# Hornady A-Max 30-06 match grade ammo for hunting



## ramitupurs84 (Nov 9, 2008)

I own a M1 Garand. I would like to get on some deer with a new hunting spot for next year.

I've read a couple of internet searches on the subject. The most common caliber that comes to conversation is the .308 round in 150gr. The argument is the thin metal jacket "grenades" on hard bone. Some say it's a horrible idea others say they haven't had issues. They claim the weight is varmint size round.

I do not reload. I am limited to surplus ammo (FMJ) or using a adjustable gas plug. Hornady makes ammo specifically to mil-specs that can be shot in the Garand as is. Well they only make it in the A-Max round, in 168gr. 

What's your thoughts?

Here is the round in question:

http://www.hornady.com/store/30-06-168-gr-A-MAX-M1-Garand/


----------



## Baydawg (Apr 1, 2005)

My friend shot a doe last season with the 168 grain amax from a ar-10 in .308. The deer was plenty dead in spite of my telling him that bullet was not a hunting bullet. I would not hesitate to pull the trigger with an amax based soley on his performance.


----------



## ramitupurs84 (Nov 9, 2008)

That's the same exact thing I've heard. I am a shotgun hunter. I've never dropped a deer in it's tracks so I think that is the claim besides the physics behind it. 

I guess what makes a match grade bullet is a thin jacket and more homogeneous lead core.

I don't want to be in humane to a deer by any means.
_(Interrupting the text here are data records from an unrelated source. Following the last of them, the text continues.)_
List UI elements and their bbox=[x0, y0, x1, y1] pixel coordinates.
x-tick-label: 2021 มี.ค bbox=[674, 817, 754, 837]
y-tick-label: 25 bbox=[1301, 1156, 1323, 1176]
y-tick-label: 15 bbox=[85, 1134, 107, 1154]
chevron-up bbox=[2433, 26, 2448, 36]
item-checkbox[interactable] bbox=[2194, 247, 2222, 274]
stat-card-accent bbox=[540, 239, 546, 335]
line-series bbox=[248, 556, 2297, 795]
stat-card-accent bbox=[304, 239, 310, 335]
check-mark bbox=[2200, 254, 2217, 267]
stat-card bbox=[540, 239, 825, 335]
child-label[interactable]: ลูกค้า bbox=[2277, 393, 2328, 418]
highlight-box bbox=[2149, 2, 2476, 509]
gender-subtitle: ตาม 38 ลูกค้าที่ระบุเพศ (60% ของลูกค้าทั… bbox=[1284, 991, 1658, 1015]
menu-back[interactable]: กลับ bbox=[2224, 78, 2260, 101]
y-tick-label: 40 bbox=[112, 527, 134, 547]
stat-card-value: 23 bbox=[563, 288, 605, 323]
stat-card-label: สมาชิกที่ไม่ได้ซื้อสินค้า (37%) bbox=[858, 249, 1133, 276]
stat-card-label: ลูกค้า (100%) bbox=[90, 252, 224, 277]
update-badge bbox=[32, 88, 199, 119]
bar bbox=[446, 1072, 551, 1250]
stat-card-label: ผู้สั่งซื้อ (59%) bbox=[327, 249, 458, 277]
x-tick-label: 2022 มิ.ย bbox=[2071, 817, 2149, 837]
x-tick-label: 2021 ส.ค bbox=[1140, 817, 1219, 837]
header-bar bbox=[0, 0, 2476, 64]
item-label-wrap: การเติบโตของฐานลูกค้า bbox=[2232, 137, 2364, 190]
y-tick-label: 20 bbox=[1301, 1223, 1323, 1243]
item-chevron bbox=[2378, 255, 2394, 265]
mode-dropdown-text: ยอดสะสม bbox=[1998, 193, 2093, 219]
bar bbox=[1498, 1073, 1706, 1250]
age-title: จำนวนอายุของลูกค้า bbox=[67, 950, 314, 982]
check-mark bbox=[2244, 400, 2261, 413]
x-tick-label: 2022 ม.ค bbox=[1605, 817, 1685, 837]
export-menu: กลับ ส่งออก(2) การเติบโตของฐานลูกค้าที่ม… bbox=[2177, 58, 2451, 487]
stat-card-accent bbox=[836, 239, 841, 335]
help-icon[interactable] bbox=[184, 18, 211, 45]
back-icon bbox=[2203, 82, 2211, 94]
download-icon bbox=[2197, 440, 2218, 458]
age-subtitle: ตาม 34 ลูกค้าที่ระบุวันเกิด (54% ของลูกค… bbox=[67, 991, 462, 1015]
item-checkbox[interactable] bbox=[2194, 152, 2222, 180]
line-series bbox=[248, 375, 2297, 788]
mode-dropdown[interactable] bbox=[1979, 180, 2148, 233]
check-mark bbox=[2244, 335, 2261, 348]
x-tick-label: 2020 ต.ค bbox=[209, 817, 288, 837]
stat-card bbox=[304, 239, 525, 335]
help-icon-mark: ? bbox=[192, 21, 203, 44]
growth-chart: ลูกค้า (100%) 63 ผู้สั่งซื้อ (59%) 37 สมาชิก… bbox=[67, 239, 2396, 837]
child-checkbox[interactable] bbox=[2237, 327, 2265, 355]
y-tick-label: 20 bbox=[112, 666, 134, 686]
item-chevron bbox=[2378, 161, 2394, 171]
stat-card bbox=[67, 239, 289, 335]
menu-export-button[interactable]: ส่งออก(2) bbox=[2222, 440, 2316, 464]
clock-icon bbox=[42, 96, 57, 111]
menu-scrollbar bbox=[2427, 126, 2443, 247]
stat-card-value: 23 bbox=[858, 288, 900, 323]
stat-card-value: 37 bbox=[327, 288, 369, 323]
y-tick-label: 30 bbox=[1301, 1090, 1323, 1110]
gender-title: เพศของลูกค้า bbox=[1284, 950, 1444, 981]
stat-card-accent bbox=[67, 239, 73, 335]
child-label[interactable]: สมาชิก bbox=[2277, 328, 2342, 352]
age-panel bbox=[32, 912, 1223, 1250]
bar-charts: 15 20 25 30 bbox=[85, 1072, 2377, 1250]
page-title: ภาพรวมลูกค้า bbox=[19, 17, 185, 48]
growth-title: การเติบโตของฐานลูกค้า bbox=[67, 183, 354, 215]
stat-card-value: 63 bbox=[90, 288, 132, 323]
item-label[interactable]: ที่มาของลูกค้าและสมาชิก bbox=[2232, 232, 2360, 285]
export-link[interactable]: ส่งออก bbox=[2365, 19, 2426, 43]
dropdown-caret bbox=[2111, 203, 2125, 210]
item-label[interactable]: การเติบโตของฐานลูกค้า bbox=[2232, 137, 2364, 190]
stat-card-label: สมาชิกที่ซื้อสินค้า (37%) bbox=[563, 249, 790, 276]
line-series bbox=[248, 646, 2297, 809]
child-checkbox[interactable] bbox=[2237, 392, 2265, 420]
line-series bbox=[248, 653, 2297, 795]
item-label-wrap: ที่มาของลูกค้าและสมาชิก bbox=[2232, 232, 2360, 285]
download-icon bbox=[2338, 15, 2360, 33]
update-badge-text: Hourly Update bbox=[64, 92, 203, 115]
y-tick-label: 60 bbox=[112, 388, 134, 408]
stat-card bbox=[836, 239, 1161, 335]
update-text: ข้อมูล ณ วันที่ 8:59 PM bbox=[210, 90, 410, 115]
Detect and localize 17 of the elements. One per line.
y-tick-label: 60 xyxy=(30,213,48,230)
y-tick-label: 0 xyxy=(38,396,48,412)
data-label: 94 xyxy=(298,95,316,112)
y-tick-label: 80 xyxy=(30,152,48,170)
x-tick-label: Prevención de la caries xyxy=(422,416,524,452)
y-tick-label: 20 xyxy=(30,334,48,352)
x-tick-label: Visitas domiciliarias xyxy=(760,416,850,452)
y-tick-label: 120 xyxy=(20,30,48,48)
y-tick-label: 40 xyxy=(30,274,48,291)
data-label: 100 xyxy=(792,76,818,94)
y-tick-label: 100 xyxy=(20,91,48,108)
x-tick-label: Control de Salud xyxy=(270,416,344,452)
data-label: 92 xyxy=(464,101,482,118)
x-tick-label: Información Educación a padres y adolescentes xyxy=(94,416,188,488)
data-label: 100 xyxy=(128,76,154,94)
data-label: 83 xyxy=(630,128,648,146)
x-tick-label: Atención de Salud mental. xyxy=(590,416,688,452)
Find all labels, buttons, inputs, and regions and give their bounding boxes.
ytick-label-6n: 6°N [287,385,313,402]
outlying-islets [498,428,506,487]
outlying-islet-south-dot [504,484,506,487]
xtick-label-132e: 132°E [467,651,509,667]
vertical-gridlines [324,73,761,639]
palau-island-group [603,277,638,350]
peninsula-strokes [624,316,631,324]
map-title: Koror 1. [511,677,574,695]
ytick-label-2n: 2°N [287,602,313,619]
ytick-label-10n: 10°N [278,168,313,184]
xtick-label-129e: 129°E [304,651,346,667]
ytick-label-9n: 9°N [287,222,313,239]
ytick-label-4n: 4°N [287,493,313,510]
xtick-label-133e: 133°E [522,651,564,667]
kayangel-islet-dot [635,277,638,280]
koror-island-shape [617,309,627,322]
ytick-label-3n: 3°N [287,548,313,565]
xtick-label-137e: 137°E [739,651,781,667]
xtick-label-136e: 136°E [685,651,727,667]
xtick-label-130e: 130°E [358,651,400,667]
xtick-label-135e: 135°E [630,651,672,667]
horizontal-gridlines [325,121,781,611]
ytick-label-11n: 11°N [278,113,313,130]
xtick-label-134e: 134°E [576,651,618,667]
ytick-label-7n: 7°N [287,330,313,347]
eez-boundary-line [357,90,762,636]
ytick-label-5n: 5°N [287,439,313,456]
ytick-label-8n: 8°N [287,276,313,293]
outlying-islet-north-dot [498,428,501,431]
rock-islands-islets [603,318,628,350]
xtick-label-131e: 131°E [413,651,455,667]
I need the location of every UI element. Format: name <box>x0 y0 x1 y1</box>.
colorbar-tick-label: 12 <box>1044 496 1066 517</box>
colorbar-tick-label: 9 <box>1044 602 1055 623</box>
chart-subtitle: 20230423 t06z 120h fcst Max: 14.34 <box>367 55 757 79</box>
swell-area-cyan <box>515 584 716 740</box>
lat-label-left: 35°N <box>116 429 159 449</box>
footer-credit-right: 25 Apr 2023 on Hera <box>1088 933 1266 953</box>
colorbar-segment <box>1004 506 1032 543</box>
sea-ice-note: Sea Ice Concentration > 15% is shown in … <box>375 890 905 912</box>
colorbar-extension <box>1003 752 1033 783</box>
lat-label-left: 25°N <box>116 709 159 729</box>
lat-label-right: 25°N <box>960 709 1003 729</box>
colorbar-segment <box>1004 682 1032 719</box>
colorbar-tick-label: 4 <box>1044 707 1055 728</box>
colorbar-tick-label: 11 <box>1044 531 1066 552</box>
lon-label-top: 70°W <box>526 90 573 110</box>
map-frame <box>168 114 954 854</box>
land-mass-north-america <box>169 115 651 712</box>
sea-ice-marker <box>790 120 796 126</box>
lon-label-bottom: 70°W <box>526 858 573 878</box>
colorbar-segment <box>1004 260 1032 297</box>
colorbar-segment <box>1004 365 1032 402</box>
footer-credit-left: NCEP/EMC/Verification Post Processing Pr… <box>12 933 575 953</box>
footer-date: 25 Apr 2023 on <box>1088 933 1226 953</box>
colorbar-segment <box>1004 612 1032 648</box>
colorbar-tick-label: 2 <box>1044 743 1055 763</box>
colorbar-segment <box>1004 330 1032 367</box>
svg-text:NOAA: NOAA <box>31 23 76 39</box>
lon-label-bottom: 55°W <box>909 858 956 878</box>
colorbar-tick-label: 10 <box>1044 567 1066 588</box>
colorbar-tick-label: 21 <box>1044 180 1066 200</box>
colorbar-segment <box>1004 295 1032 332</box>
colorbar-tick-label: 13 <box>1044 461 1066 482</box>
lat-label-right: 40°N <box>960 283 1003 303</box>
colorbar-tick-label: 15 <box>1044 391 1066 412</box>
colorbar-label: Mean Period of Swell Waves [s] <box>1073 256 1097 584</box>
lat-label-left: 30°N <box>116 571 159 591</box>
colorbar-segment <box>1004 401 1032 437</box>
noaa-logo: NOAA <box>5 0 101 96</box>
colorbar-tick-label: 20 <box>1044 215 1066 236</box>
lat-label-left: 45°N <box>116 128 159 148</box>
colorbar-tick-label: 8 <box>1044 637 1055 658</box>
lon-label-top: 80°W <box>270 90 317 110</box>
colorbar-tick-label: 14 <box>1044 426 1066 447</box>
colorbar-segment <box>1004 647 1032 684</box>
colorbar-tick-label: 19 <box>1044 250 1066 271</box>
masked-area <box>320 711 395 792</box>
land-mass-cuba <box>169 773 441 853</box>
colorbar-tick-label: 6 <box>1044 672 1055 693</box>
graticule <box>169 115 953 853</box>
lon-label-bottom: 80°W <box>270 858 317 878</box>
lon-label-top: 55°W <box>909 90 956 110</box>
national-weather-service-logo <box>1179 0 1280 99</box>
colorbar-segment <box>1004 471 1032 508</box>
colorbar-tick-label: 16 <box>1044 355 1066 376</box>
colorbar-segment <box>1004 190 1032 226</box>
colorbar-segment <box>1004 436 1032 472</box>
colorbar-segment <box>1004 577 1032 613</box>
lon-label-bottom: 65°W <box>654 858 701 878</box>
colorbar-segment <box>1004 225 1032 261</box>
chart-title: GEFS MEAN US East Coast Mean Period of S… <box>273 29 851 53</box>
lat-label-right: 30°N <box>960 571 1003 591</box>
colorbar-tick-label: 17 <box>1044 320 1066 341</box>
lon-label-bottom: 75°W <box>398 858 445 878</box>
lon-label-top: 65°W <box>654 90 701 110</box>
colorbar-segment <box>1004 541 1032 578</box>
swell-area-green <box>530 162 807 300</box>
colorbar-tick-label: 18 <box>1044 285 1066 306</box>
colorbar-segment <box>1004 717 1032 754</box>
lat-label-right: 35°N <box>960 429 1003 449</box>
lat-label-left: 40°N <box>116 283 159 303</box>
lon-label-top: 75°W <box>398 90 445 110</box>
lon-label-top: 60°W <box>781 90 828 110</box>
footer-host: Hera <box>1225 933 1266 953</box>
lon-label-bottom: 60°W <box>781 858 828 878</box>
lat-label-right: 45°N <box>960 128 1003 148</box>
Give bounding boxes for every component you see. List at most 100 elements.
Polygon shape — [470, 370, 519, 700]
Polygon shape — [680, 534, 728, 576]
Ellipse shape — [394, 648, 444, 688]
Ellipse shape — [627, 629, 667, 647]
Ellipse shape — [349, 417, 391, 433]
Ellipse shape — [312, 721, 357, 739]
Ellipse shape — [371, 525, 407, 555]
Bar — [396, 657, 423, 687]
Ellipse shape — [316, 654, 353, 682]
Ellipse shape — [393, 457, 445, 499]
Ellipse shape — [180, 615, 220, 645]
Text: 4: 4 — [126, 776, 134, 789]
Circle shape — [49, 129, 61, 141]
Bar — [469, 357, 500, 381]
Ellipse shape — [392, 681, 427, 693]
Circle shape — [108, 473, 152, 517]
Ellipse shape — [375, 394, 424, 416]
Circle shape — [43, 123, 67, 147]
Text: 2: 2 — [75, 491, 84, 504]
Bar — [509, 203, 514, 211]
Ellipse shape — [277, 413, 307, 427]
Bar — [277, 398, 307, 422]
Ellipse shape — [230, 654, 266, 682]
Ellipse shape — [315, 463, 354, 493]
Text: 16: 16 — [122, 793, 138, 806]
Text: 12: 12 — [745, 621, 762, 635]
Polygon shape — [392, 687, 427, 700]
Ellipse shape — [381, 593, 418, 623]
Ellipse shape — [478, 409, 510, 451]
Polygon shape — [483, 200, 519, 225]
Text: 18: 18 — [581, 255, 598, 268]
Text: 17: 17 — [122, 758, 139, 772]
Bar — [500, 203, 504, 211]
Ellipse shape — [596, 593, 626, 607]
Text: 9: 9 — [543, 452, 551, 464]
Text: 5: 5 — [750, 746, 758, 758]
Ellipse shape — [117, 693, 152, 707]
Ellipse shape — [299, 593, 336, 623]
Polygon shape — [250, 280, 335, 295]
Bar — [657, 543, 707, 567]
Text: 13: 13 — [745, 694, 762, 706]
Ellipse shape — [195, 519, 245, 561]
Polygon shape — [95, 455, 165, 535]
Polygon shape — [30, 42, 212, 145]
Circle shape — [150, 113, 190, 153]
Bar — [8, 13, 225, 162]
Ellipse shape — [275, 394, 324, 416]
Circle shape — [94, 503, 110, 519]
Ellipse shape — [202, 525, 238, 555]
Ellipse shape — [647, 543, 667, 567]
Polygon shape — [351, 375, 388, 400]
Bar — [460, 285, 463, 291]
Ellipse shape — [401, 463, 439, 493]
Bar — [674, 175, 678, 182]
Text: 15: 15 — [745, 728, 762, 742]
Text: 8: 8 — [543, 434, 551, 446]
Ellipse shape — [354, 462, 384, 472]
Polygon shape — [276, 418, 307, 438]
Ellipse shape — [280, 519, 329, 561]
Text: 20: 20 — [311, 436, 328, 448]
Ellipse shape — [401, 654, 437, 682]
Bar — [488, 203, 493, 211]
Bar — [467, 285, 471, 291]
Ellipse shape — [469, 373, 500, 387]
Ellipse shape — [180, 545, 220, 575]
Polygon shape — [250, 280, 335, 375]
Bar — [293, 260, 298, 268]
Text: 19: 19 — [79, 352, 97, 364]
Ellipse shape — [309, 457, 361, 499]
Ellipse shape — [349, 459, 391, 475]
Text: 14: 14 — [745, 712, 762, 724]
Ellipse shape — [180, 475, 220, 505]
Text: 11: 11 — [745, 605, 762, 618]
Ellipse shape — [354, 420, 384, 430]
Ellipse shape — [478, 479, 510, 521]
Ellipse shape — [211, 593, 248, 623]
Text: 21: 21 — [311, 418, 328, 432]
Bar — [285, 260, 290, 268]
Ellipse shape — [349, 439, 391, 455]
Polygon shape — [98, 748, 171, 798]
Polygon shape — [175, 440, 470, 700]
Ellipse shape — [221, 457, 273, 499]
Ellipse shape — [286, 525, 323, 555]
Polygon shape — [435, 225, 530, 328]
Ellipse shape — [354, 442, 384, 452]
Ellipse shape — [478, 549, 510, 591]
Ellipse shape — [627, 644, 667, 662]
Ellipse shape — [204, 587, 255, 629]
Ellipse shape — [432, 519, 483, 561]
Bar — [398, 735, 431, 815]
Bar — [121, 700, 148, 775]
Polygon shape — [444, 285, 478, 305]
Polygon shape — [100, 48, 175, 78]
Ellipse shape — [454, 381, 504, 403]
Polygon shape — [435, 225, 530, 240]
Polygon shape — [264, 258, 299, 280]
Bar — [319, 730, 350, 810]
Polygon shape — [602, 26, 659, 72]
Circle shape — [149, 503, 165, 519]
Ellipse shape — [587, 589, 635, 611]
Is this one of those rounds that has limitations for shot placement and size of game?


----------



## ajmorell (Apr 27, 2007)

Personally I wouldn't do it. I've read of many success stories as I have horror stories. It's unfortunate because my X-bolt will group the 168 AMAXs at about 1/2" @ 100 yards.


----------



## 8iowa (Jan 28, 2008)

I'm a little confused, the Garand was chambered for the 30-06. I understand that there were conversions to 308 Win. Which is it that you have?

Another note: The original Garand is a 30-06.............and then again..........it is not a 30-06! It was designed specificially for 150 to 173 grain bullets loaded with Dupont 4895 powder to around 2700 - 2650 fps.

there are a lot of factory loaded 30-06 cartridges that will damage the Garand rifle. For handloading I recommend either H4895 or IMR 4895 powder, (slower burning powders can and probably will damage the operating rod) and keep the velocities close to the original military load. The original sights on the rifle are also set-up for these loads.

For hunting, a 150 or 165 grain soft point bullet should work just fine. However, many states do not allow a semi-auto rifle that has an eight round capacity. You can purchase en-bloc clips from Midway (www.midwayusa.com) that only hold 5 cartridges. They also have clips that allow you to load and shoot single shot - handy for range shooting.


----------



## ramitupurs84 (Nov 9, 2008)

It is a 30-06, the 308 reference was in regards to the research I had begun to do on my own, it was the common caliber for the same question. The 308 version of the match grade round came in the 150 gr range. Similar calibers-but different weights. Assumption was the heavier weight might make significant change in the perceptions of the AMAX round.

Yeah I know all about the commercial loads. I actually hand picked my Garand down at the CMP North Store two years ago(55', SA). I picked up a spam can while I was there. I am almost done with it. I am completely aware of the damage that can be done with commercial with the operating systems of the guns. I know a Schuster or McCann adjustable gas plug and a operating rod spring (new one) would put me in the right. I own a schuster plug, but I plan on buying more surplus plinking ammo to from the CMP. If I can hold out as long as I can (thinking the Hornady stuff, made just for Garands) could be used to hunt with my issues would be solved. 

I also have a couple of enbloc clips that hold 2 rounds for hunting. I just need a a deer round that will shoot out of the gun. It's a accurate and awesome gun. I just want it make more trips out in the field then to a padded rest. 

Sorry for the confusion


----------